Global networking
The Global Networking (GN) team at Google is responsible for the design, development, build and operation of the networks that connect our data centers to our customers.
About the team
The Global Networking team is responsible for the design, development, build and operation of Google’s global network that every Google service, including the Google Cloud Platform, runs on. We develop cutting-edge networking technologies that allow Google's global WAN to be zero touch, build some of the largest scale software defined networks (SDNs) infrastructure ever deployed (B4, Espresso), scale Google's global content delivery networks (CDNs) that support Google services, and develop sophisticated software systems for network capacity forecasting, planning and optimization. We leverage the latest advances in AI/ML to drive greater autonomy in network design and operations.
We continuously expand the reach of Google's network across the world by laying new optical fibers and building hundreds of points of presence worldwide. This global footprint allows us to optimize the end-to-end speed and reliability of the traffic that we carry for our users and for Google Cloud customers, delivering optimal performance and best-in-class availability.

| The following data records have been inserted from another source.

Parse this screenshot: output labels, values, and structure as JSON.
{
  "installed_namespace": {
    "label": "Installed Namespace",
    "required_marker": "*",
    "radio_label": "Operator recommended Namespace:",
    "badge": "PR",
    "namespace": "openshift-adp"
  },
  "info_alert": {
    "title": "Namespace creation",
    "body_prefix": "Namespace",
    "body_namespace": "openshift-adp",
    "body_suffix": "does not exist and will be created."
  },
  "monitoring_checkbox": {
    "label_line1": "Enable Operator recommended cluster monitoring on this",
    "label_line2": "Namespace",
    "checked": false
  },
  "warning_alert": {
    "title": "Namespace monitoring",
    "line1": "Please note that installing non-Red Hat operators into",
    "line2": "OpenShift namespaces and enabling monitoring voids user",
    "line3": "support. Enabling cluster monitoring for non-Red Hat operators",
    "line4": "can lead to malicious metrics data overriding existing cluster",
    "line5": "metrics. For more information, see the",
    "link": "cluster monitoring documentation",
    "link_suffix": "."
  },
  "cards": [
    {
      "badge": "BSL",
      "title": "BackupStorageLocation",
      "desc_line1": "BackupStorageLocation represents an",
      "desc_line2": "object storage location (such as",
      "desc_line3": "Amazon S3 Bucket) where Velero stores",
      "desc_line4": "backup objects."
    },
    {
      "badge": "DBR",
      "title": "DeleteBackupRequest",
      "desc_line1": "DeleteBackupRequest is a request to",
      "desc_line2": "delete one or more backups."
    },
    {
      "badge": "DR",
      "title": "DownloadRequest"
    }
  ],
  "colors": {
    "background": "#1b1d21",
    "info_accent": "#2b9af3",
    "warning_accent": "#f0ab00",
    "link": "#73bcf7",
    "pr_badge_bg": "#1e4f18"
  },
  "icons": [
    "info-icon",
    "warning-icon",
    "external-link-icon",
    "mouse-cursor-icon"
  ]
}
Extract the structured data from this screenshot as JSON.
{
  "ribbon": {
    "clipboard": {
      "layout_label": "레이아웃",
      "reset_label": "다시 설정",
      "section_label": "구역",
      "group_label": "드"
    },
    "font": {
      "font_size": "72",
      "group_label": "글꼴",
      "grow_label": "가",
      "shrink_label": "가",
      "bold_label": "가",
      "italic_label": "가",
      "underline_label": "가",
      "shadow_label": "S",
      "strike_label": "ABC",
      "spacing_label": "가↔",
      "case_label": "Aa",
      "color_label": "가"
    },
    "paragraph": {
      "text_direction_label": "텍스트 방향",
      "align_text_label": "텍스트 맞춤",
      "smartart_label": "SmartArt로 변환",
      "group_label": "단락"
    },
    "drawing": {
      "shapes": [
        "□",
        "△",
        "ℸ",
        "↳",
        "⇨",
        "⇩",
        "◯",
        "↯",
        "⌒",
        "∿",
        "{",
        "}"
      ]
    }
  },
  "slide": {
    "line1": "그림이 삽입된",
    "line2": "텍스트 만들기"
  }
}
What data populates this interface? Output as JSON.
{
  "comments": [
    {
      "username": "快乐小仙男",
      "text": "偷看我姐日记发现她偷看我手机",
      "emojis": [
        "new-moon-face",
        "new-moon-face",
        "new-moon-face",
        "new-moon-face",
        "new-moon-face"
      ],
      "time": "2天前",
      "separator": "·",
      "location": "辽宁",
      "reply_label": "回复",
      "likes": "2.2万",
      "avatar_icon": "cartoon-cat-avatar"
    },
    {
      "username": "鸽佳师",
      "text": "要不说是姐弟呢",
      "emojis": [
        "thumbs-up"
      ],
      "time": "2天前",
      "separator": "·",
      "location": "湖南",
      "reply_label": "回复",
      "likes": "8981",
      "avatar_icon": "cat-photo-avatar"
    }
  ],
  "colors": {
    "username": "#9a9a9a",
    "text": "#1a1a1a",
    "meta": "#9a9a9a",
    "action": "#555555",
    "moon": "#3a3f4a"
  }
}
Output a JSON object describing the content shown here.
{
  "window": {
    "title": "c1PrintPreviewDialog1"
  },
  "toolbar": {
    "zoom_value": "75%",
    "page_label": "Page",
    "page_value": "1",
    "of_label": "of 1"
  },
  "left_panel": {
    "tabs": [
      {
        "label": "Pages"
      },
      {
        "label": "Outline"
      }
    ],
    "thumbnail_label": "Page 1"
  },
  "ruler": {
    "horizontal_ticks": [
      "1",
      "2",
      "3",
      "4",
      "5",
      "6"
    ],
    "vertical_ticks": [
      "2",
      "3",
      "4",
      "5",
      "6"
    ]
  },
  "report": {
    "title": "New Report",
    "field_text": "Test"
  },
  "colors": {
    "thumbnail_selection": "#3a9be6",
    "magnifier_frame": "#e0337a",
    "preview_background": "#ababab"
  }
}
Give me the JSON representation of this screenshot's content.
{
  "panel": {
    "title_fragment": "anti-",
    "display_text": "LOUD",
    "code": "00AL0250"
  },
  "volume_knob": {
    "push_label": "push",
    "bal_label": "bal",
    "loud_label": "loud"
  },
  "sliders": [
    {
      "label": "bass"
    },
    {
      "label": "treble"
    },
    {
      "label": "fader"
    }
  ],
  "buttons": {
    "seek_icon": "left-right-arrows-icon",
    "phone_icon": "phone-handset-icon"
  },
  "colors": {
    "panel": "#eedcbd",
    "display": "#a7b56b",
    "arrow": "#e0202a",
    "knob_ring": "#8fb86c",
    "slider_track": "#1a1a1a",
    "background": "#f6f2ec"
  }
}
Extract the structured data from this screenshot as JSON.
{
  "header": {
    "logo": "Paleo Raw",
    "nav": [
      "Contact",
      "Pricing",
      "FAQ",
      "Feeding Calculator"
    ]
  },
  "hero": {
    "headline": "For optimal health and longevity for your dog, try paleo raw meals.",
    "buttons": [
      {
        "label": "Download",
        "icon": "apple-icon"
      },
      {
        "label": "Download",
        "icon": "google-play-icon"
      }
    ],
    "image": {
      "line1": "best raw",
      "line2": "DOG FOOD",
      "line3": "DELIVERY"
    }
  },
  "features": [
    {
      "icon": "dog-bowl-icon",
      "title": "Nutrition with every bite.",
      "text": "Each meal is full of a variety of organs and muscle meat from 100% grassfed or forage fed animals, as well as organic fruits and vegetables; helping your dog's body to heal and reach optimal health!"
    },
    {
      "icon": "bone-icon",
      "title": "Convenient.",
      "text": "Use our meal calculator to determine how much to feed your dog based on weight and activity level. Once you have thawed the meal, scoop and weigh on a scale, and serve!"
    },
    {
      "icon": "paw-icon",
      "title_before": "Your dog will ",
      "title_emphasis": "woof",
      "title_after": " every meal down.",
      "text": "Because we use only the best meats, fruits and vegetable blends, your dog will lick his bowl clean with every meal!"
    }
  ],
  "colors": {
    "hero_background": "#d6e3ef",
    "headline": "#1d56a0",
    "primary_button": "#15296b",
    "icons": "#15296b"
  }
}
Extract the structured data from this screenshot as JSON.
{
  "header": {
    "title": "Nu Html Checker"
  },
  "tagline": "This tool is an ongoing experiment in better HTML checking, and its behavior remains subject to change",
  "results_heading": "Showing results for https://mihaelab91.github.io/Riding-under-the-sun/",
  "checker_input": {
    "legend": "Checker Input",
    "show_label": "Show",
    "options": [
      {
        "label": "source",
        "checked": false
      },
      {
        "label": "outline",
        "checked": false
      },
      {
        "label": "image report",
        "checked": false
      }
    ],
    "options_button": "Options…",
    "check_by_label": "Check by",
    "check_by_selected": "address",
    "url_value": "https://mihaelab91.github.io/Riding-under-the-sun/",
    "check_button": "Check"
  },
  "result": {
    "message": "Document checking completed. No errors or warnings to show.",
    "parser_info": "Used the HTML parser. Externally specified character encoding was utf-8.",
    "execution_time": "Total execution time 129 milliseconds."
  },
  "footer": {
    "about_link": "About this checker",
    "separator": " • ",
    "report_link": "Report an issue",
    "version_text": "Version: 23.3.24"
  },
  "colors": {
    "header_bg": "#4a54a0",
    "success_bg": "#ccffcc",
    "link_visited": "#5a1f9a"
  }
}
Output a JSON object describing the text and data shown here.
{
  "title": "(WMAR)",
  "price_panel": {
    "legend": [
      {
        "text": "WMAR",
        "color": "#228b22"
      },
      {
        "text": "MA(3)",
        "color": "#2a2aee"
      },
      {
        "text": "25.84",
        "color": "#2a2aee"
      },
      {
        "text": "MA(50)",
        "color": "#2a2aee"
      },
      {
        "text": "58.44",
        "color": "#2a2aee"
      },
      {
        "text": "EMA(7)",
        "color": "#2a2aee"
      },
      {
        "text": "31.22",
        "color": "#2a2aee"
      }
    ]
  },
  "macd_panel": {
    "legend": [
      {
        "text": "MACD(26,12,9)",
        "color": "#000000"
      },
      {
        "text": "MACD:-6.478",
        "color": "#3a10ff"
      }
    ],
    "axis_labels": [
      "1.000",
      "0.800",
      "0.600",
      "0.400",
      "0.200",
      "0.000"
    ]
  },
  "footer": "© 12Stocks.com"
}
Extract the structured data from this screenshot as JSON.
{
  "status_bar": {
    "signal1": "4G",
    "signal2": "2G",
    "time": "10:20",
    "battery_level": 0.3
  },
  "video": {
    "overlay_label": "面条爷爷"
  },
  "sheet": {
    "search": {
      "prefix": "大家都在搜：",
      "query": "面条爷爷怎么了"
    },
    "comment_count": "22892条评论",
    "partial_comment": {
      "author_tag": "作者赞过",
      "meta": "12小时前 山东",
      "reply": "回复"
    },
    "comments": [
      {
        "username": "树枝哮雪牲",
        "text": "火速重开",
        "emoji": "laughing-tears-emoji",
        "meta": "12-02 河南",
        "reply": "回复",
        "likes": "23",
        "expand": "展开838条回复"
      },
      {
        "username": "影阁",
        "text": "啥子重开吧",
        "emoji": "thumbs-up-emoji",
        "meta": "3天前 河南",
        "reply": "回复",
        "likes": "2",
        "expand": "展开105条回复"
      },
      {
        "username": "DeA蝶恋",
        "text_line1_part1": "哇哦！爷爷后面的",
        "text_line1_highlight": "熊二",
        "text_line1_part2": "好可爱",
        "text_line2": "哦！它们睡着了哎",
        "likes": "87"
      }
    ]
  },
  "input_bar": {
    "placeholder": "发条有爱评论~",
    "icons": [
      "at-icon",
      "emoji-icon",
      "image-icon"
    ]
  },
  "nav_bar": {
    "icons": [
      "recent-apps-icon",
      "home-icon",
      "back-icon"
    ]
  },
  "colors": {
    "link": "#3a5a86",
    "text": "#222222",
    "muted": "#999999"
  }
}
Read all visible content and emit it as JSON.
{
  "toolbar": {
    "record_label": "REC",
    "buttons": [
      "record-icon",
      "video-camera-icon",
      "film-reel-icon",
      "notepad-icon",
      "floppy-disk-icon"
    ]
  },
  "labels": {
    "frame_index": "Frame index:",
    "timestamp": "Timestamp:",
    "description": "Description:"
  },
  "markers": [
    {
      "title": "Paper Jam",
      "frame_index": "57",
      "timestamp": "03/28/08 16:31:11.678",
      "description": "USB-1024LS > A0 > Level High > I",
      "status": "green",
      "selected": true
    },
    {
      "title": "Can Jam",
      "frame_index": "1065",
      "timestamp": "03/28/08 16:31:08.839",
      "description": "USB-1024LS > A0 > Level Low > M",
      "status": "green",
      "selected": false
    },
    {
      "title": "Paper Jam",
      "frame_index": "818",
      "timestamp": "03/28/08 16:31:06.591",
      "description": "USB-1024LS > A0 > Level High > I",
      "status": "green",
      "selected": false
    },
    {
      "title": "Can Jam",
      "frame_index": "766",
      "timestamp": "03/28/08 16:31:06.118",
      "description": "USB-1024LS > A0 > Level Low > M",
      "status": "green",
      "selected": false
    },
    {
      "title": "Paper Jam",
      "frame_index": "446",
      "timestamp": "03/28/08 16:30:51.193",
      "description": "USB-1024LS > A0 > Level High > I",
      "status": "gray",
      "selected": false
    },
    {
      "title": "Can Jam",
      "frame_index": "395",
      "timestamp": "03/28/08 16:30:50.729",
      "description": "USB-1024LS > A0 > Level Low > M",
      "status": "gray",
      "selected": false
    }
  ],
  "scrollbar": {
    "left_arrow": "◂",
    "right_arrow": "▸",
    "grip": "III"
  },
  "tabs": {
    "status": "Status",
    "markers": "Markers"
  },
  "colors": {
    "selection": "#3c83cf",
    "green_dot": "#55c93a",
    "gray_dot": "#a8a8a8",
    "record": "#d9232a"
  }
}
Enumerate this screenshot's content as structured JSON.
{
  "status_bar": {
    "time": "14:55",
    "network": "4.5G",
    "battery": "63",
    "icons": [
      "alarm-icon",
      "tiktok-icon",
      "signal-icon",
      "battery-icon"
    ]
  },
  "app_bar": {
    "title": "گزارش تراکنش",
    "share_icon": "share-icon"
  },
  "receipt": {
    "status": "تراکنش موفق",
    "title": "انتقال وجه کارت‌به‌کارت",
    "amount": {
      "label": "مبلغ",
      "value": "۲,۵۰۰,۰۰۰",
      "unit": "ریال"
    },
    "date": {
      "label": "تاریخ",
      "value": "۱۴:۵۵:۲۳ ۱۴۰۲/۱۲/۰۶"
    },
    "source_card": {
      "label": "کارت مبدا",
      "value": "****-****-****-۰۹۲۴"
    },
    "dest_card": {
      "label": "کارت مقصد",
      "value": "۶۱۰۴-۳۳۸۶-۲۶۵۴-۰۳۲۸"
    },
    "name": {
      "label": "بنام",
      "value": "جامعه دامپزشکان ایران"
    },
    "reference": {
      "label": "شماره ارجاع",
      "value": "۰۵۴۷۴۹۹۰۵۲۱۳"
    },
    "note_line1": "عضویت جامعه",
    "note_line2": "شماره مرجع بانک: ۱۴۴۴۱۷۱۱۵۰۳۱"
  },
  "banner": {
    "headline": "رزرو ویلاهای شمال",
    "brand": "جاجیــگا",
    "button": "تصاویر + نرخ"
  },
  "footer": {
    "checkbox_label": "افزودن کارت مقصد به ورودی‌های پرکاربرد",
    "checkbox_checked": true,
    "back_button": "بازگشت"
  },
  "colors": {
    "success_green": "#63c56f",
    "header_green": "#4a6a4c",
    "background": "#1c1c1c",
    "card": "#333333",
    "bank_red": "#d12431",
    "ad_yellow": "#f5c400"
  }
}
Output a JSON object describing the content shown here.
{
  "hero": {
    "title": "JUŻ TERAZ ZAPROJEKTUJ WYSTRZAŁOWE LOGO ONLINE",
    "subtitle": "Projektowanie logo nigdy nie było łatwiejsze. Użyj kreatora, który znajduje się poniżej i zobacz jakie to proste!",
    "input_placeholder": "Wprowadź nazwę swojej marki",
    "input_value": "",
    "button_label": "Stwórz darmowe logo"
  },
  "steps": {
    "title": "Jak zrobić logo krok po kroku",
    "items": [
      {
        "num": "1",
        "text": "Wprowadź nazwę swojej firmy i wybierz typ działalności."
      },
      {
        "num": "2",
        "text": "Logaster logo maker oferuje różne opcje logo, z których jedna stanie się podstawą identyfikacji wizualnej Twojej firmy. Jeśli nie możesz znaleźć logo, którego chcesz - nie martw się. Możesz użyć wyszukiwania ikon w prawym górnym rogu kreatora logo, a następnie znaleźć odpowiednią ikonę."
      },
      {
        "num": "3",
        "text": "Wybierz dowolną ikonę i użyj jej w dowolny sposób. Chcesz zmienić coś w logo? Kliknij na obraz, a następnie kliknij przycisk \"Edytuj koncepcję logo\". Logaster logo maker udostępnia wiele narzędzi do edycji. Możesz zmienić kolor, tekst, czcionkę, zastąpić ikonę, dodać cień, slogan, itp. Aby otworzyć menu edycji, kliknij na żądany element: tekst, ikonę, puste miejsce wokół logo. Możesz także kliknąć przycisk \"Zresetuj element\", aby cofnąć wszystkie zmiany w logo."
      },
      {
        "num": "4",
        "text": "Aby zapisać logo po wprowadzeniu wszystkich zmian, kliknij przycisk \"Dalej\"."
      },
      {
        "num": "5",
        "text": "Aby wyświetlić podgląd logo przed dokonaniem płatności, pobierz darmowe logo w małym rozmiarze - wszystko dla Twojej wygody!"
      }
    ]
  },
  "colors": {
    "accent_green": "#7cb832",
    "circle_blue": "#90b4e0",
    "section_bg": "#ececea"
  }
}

In doing all this, we develop and rely on the most advanced techniques in network hardware and software, traffic engineering, and network management to deliver unprecedented scale, availability and performance at industry-leading cost points. Additionally, we are also advancing the state-of-the-art in data analytics and machine learning to drive network efficiency and optimization at scale.
Google has a long history of fundamental research in networking. We have engaged in a collaborative research effort with the National Science Foundation and other industrial partners to launch a $40 million program in academic research for Resilient and Intelligent Next-Generation (NextG) Systems, or RINGS. In addition to funding, Google offers expertise, research collaborations, infrastructure, and in-kind support for researchers and students as they advance knowledge and progress in the field.
Team focus summaries
All networks are subject to congestion; we operate ours at high utilization levels, while meeting strict performance objectives. We’re inventing new congestion avoidance protocols, and improving our global-scale, near-real-time, automated traffic engineering system. We’re building better ways to measure our networks, accurately and at scale, to drive our evaluation of congestion-control techniques, and as real-time input to automated traffic management.
We collect traffic statistics all around our network infrastructure to track performance, quickly detect unusual events, and compute SLA compliance. We rely on the most advanced data science techniques, machine learning in particular, to reduce the time it takes to detect and root cause events. We have designed and deployed techniques that can detect, pinpoint and mitigate network problems within a few minutes without human intervention. We use predictive analytics to anticipate some types of problems and adjust our traffic engineering, or to plan capacity increases.
We’re building automated network management systems, enabling us to rapidly repair and improve our networks with little or no downtime. We’re using techniques such as formal modeling of network topologies and highly-available distributed systems, while working closely with vendors and network operators to implement open software APIs to enable greater levels of automation and programmability across the entire network management lifecycle.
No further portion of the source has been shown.